At the hospital back in '85, I had the pleasure to meet a fellow patient
who had once worked as a staff member at another psychiatric hospital some
time before. He would give us the inside scoop on everything that was going
on during our stay. In particular, he had once assisted in giving ECT
treatments and said that, at the time, it was just starting to be understood
how many times you could shock someone before, as he put it, "they wouldn't
come back". He said you could safely treat someone eleven times.
(It actually seems to be common for those who have mental illness to work
at psychiatric hospitals.
The Quiet Room author Lori Schiller worked at one for a while, and even
now teaches a class at one. A bipolar friend worked at Harbor Hills hospital
in Santa Cruz when I knew him back in the mid-80's. At her first job,
Schiller managed to keep her illness a secret for some time until another
staffer noticed her hands shaking. That's a common side effect of many
psychiatric medications, and in fact sometimes I take a drug called
propanolol to stop the tremors I get from Depakote, which got so bad at one
point that I couldn't type on a computer keyboard.)

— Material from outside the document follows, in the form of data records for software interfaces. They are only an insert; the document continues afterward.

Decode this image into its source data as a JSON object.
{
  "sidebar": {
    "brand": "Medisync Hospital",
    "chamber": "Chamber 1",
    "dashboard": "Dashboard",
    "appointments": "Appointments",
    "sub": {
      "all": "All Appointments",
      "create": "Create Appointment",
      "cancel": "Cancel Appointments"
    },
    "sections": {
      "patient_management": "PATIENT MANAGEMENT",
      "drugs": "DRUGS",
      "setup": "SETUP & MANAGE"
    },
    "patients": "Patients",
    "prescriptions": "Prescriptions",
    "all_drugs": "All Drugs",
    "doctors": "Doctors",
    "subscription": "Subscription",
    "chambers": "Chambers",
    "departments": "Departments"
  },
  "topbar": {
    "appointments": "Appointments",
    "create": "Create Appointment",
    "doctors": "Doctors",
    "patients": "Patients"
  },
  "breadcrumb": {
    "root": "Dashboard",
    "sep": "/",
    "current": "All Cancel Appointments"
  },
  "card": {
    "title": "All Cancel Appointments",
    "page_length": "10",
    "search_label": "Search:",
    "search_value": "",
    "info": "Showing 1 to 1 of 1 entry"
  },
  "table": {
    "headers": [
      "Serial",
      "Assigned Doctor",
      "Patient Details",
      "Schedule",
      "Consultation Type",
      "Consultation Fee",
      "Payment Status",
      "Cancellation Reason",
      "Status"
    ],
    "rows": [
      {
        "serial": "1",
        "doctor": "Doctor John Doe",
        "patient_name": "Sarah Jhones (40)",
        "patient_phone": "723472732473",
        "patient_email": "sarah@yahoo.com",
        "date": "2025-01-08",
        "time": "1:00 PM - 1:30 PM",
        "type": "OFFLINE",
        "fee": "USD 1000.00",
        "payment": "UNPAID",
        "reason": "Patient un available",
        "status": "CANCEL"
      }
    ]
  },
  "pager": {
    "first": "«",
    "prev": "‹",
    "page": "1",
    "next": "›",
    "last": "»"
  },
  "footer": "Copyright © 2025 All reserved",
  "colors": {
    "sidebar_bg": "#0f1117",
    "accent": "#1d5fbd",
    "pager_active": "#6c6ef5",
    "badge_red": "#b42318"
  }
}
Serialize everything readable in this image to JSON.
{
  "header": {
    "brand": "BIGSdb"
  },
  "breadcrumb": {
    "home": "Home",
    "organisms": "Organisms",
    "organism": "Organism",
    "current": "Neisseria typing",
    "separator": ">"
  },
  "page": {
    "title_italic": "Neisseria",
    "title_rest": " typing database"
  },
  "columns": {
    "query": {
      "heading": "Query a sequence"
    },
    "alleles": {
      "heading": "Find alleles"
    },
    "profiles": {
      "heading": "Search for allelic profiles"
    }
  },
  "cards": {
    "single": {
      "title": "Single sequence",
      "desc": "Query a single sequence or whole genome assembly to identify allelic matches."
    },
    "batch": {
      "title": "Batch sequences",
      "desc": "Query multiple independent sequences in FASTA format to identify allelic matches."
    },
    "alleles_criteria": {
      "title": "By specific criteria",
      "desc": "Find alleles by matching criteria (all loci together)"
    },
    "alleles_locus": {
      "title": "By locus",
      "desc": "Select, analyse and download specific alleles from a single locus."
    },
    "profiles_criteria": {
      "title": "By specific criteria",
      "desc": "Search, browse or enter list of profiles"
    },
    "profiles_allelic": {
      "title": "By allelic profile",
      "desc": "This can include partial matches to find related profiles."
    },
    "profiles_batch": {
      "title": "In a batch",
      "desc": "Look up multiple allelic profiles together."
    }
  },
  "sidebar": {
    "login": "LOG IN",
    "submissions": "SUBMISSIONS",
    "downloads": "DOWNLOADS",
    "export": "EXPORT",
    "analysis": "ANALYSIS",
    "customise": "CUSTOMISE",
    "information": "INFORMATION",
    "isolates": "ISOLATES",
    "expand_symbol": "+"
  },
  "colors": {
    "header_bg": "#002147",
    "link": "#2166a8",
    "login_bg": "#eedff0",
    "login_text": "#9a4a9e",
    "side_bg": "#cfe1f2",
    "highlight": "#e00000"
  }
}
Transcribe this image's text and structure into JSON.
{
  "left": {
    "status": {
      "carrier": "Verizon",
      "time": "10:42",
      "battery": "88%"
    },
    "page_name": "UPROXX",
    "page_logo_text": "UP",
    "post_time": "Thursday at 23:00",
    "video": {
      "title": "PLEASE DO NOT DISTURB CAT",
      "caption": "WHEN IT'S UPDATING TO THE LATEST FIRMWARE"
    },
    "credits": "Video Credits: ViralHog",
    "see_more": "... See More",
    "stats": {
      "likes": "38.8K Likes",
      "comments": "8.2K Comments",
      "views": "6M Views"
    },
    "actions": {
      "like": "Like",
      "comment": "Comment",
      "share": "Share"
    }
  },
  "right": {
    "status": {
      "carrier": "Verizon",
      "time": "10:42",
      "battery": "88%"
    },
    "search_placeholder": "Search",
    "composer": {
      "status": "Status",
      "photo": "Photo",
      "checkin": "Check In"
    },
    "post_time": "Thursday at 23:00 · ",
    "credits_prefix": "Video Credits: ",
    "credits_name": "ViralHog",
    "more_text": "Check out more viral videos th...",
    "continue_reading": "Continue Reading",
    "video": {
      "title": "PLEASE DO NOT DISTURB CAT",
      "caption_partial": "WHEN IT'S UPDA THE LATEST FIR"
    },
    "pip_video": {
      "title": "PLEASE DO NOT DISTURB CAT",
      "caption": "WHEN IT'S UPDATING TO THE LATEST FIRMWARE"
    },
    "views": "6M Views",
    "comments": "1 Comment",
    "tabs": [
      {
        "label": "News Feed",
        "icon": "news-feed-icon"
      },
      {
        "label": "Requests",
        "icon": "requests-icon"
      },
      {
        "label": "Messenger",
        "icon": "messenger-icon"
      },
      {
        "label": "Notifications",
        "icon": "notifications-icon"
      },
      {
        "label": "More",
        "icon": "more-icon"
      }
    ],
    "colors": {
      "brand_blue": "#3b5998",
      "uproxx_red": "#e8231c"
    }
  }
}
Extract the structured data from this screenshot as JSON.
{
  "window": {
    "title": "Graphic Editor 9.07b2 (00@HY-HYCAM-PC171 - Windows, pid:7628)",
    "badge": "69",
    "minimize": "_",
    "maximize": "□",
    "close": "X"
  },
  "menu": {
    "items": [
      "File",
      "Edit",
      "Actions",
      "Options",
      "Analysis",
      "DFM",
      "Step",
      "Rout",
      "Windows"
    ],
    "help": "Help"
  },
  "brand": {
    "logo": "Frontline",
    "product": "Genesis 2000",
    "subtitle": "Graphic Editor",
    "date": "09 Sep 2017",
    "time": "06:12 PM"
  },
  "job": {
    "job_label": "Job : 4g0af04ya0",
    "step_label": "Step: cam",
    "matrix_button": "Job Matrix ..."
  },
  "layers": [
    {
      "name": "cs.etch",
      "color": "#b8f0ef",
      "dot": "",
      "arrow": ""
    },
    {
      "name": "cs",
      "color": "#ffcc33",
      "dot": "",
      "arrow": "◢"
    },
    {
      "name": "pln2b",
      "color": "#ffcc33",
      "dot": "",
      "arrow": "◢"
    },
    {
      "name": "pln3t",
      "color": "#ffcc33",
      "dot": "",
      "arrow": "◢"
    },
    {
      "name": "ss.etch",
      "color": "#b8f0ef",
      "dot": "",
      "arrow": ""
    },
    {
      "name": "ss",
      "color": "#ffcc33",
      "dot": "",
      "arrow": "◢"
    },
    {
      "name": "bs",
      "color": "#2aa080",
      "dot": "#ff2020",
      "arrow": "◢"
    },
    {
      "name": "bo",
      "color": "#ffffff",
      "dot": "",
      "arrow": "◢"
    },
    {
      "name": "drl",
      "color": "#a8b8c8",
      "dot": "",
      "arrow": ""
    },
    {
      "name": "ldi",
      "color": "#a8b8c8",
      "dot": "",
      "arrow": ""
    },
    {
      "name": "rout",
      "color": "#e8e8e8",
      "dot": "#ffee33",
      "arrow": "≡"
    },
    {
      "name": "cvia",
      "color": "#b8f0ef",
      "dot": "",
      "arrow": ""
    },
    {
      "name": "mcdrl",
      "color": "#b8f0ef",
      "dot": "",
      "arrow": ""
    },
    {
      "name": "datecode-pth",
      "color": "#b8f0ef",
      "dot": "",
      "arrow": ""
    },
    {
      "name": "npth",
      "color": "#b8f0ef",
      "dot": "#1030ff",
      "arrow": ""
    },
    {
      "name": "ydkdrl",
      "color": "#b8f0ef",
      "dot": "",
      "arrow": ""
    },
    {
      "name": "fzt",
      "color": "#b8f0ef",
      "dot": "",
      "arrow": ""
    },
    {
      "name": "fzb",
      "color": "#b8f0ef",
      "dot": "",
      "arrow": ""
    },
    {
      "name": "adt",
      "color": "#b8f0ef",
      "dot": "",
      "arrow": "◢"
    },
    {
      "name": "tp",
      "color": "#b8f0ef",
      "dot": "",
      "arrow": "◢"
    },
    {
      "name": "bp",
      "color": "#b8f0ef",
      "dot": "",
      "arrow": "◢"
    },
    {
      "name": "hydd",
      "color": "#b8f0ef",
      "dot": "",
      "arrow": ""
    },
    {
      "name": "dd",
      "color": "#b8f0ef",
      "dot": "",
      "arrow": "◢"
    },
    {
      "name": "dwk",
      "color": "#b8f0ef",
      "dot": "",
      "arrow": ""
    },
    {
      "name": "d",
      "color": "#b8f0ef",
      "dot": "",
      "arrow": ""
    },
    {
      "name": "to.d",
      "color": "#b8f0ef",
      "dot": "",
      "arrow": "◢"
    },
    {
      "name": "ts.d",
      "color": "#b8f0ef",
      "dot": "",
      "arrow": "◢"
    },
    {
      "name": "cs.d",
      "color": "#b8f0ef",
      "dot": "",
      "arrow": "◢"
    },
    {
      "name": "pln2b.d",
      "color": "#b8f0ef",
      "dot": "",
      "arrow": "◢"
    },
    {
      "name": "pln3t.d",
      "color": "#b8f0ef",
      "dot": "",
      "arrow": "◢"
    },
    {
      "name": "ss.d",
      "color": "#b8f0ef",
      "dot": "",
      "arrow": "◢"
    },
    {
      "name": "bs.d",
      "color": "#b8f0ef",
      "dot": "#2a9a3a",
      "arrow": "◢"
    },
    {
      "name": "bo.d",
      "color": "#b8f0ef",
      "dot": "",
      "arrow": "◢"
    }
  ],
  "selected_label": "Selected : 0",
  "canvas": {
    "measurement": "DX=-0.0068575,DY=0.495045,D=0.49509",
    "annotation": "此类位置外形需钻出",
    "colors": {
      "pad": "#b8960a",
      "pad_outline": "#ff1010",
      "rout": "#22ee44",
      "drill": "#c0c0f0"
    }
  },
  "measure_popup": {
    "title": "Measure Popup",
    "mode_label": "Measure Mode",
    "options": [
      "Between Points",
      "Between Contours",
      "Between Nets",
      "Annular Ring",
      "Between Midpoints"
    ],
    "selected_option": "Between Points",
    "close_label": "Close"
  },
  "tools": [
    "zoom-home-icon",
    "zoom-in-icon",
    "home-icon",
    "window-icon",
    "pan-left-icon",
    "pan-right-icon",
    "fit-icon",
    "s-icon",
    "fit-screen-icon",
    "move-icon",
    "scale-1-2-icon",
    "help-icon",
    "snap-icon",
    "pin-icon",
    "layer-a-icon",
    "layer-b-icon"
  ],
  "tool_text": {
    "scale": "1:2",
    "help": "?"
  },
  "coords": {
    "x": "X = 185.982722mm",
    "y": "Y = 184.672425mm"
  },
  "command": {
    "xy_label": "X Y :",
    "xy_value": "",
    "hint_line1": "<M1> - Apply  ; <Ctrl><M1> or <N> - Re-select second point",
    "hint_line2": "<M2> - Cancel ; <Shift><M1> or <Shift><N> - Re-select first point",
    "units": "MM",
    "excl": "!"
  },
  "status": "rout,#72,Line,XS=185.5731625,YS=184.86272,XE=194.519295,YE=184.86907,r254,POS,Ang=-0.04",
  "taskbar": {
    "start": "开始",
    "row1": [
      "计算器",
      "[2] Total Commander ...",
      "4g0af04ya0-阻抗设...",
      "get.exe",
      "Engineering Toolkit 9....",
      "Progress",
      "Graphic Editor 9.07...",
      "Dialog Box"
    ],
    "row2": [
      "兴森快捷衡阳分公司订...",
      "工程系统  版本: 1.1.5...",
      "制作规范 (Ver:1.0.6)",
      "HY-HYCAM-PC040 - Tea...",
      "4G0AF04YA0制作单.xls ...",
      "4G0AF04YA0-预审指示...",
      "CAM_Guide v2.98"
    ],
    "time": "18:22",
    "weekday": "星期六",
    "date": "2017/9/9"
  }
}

You're probably wondering whether I have ever had ECT. I haven't;
antidepressants work well for me. Although I feel it is probably safe and
effective, I would be very reluctant to have it, for the simple reason that
I place such a high value on my intellect. I would have to be pretty
convinced that I would be as smart afterwards as I am now before I would
volunteer for shock treatment. I would have to know a lot more about it than
I do now.
I've known several other people to
have ECT, and it seemed to help them.
A couple of them were fellow patients who were getting the treatment while
we were in the hospital together, and the difference in their whole
personalities from one day to the next was profoundly positive.